11) Obrigatoriedade de técnicas na área de saúde em todos os postos de saúde, clínicas e hospitais públicos e privados e emergências para todas as pacientes que optarem por ter exames realizados por profissionais mulheres;
12) Estabelecimento de protocolos de atendimento a vítimas de profissionais da saúde em todos os estabelecimentos de saúde, sendo estes protocolos afixados em locais visíveis do estabelecimento, incluindo as salas de atendimento, salas de exames, salas de cirurgias e salas de parto. Os protocolos devem incluir acolhimento imediato das vítimas de profissionais da saúde, incluindo o direito à acolhimento com privacidade e encaminhamento para a delegacia da mulher de forma segura, além de procedimentos que responsabilizem e acompanhem a responsabilização de agressores ou agressoras;
13) Obrigatoriedade de campanhas pelo fim da violência médica contra mulheres em hospitais, clínicas e postos de saúde, com cartazes afixados em locais visíveis, incluindo as salas de atendimento, salas de exames, salas de cirurgias e salas de parto.
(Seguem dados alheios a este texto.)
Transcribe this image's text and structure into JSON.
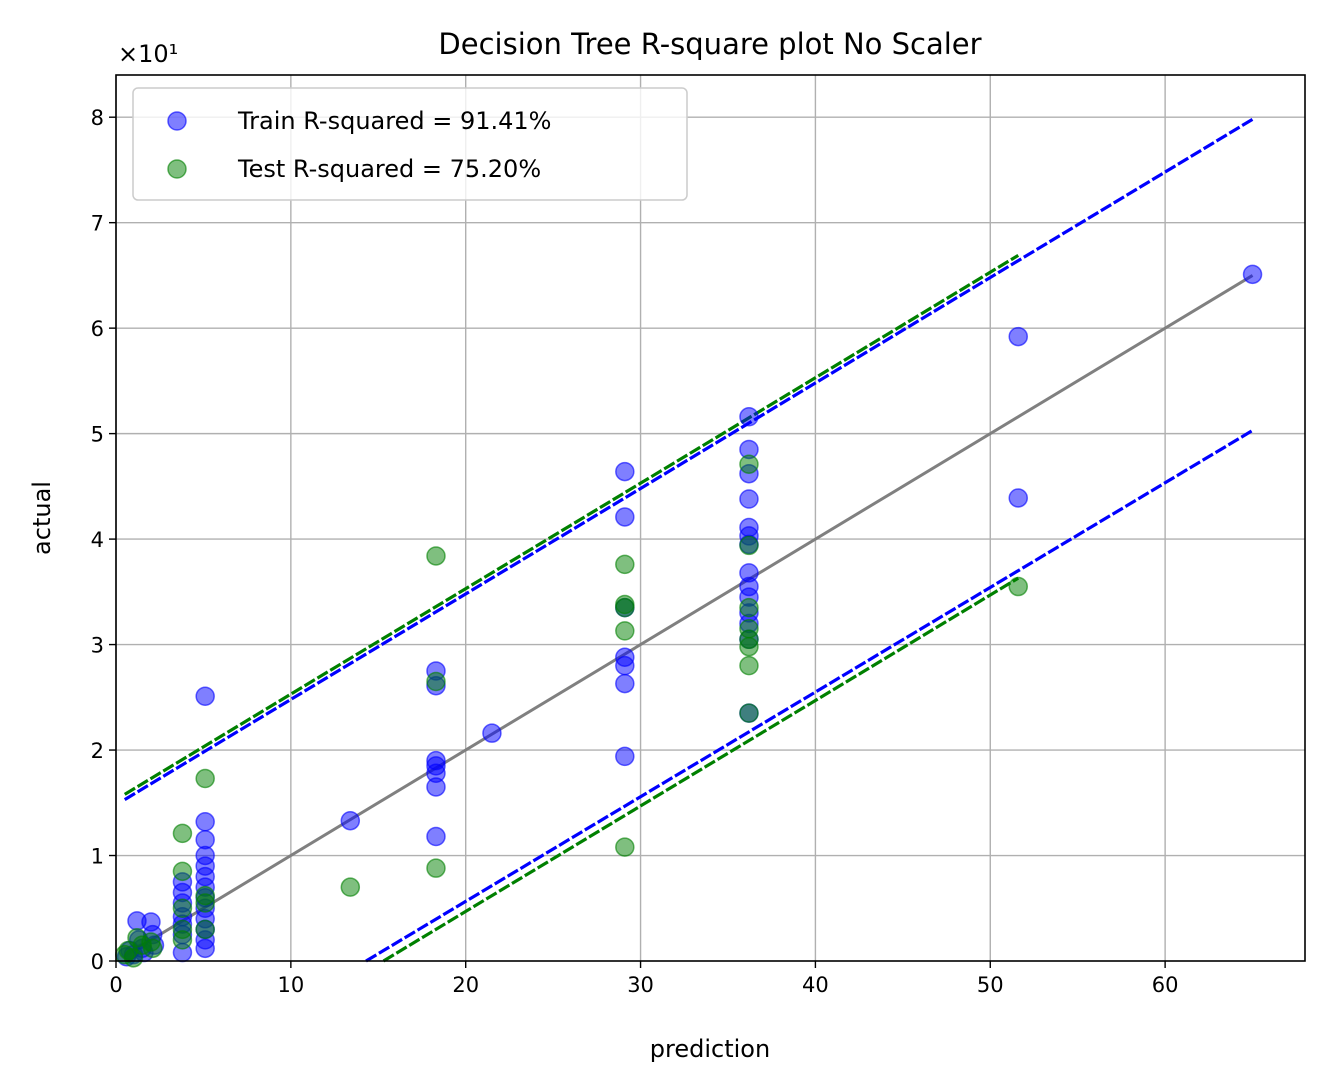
{
  "chart_data": {
    "type": "scatter",
    "title": "Decision Tree R-square plot No Scaler",
    "xlabel": "prediction",
    "ylabel": "actual",
    "y_offset_label": "×10¹",
    "xlim": [
      0,
      68
    ],
    "ylim": [
      0,
      84
    ],
    "x_ticks": [
      0,
      10,
      20,
      30,
      40,
      50,
      60
    ],
    "x_tick_labels": [
      "0",
      "10",
      "20",
      "30",
      "40",
      "50",
      "60"
    ],
    "y_ticks": [
      0,
      10,
      20,
      30,
      40,
      50,
      60,
      70,
      80
    ],
    "y_tick_labels": [
      "0",
      "1",
      "2",
      "3",
      "4",
      "5",
      "6",
      "7",
      "8"
    ],
    "grid": true,
    "legend_position": "top-left",
    "series": [
      {
        "name": "Train R-squared = 91.41%",
        "color": "#0000ff",
        "points": [
          [
            0.6,
            0.4
          ],
          [
            0.8,
            1.0
          ],
          [
            1.0,
            0.6
          ],
          [
            1.2,
            3.8
          ],
          [
            1.3,
            2.0
          ],
          [
            1.5,
            1.2
          ],
          [
            1.6,
            0.8
          ],
          [
            2.0,
            3.7
          ],
          [
            2.1,
            2.5
          ],
          [
            2.2,
            1.5
          ],
          [
            3.8,
            0.8
          ],
          [
            3.8,
            2.5
          ],
          [
            3.8,
            3.5
          ],
          [
            3.8,
            4.2
          ],
          [
            3.8,
            5.5
          ],
          [
            3.8,
            6.5
          ],
          [
            3.8,
            7.5
          ],
          [
            5.1,
            1.2
          ],
          [
            5.1,
            2.0
          ],
          [
            5.1,
            3.0
          ],
          [
            5.1,
            4.0
          ],
          [
            5.1,
            5.0
          ],
          [
            5.1,
            6.0
          ],
          [
            5.1,
            7.0
          ],
          [
            5.1,
            8.0
          ],
          [
            5.1,
            9.0
          ],
          [
            5.1,
            10.0
          ],
          [
            5.1,
            11.5
          ],
          [
            5.1,
            13.2
          ],
          [
            5.1,
            25.1
          ],
          [
            13.4,
            13.3
          ],
          [
            18.3,
            11.8
          ],
          [
            18.3,
            16.5
          ],
          [
            18.3,
            17.8
          ],
          [
            18.3,
            18.5
          ],
          [
            18.3,
            19.0
          ],
          [
            18.3,
            26.1
          ],
          [
            18.3,
            27.5
          ],
          [
            21.5,
            21.6
          ],
          [
            29.1,
            19.4
          ],
          [
            29.1,
            26.3
          ],
          [
            29.1,
            28.0
          ],
          [
            29.1,
            28.8
          ],
          [
            29.1,
            33.5
          ],
          [
            29.1,
            42.1
          ],
          [
            29.1,
            46.4
          ],
          [
            36.2,
            23.5
          ],
          [
            36.2,
            30.5
          ],
          [
            36.2,
            32.0
          ],
          [
            36.2,
            33.0
          ],
          [
            36.2,
            34.5
          ],
          [
            36.2,
            35.5
          ],
          [
            36.2,
            36.8
          ],
          [
            36.2,
            39.5
          ],
          [
            36.2,
            40.3
          ],
          [
            36.2,
            41.1
          ],
          [
            36.2,
            43.8
          ],
          [
            36.2,
            46.2
          ],
          [
            36.2,
            48.5
          ],
          [
            36.2,
            51.6
          ],
          [
            51.6,
            43.9
          ],
          [
            51.6,
            59.2
          ],
          [
            65.0,
            65.1
          ]
        ]
      },
      {
        "name": "Test R-squared = 75.20%",
        "color": "#008000",
        "points": [
          [
            0.5,
            0.6
          ],
          [
            0.7,
            1.0
          ],
          [
            1.0,
            0.3
          ],
          [
            1.2,
            2.2
          ],
          [
            1.5,
            1.5
          ],
          [
            2.0,
            1.8
          ],
          [
            2.1,
            1.2
          ],
          [
            3.8,
            2.0
          ],
          [
            3.8,
            3.0
          ],
          [
            3.8,
            5.0
          ],
          [
            3.8,
            8.5
          ],
          [
            3.8,
            12.1
          ],
          [
            5.1,
            3.0
          ],
          [
            5.1,
            5.5
          ],
          [
            5.1,
            6.2
          ],
          [
            5.1,
            17.3
          ],
          [
            13.4,
            7.0
          ],
          [
            18.3,
            8.8
          ],
          [
            18.3,
            26.5
          ],
          [
            18.3,
            38.4
          ],
          [
            29.1,
            10.8
          ],
          [
            29.1,
            31.3
          ],
          [
            29.1,
            33.5
          ],
          [
            29.1,
            33.8
          ],
          [
            29.1,
            37.6
          ],
          [
            36.2,
            23.5
          ],
          [
            36.2,
            28.0
          ],
          [
            36.2,
            29.8
          ],
          [
            36.2,
            30.5
          ],
          [
            36.2,
            31.5
          ],
          [
            36.2,
            33.5
          ],
          [
            36.2,
            39.4
          ],
          [
            36.2,
            47.1
          ],
          [
            51.6,
            35.5
          ]
        ]
      }
    ],
    "lines": [
      {
        "name": "",
        "color": "#808080",
        "style": "solid",
        "x": [
          0.5,
          65.0
        ],
        "y": [
          0.5,
          65.0
        ]
      },
      {
        "name": "",
        "color": "#0000ff",
        "style": "dashed",
        "x": [
          0.5,
          65.0
        ],
        "y": [
          15.3,
          79.8
        ]
      },
      {
        "name": "",
        "color": "#0000ff",
        "style": "dashed",
        "x": [
          14.3,
          65.0
        ],
        "y": [
          0.0,
          50.3
        ]
      },
      {
        "name": "",
        "color": "#008000",
        "style": "dashed",
        "x": [
          0.5,
          51.6
        ],
        "y": [
          15.8,
          66.9
        ]
      },
      {
        "name": "",
        "color": "#008000",
        "style": "dashed",
        "x": [
          15.3,
          51.6
        ],
        "y": [
          0.0,
          36.3
        ]
      }
    ]
  }
}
Os informes devem incluir orientações a profissionais de saúde e pacientes sobre o que é e o que não é adequado ou autorizado a ser realizado durante consultas, exames e procedimentos;
14) Implementação de políticas de acompanhamento de mulheres que são casadas ou que moram com homens no mesmo espaço com o objetivo de prevenção do feminicídio;
15) Implementação de políticas de acompanhamento de todas as crianças com o objetivo de assegurarem que não estão sendo vítimas de violência ou exploração sexual dentro ou fora de seus espaços familiares;
16) Desmantelamento de todas as redes de difusão de imagens de intimidades gravadas e divulgadas sem consentimento, vendidas ou distribuídas em meios digitais ou analógicos, em especial na internet, local atual de grande cometimento desse tipo de crime;
17) Políticas de proteção às mulheres em espaços privados dentro de espaços públicos e coletivos, tais como: banheiros, vestiários, hospedagens em hotéis e outros, com o objetivo de rastrear câmeras espiãs que gravam ilegalmente imagens de sua intimidade;
18) Políticas efetivas de combate à lesbofobia e o lesbocídio e responsabilização dos autores das violências;
19) Políticas efetivas de combate ao feminicídio e responsabilização dos autores das violências;
20) Políticas efetivas de combate à cultura do estupro; indenização de todas as mulheres já vitimadas pela violência sexual; pelo fim da prescrição do crime de violência sexual;
21) Por políticas que promovam a dignidade menstrual.
E outras tantas pautas. Urgentes, nos fazemos na luta. Mulheres transformam-se em território de luta à medida que atualizam a construção da liberdade.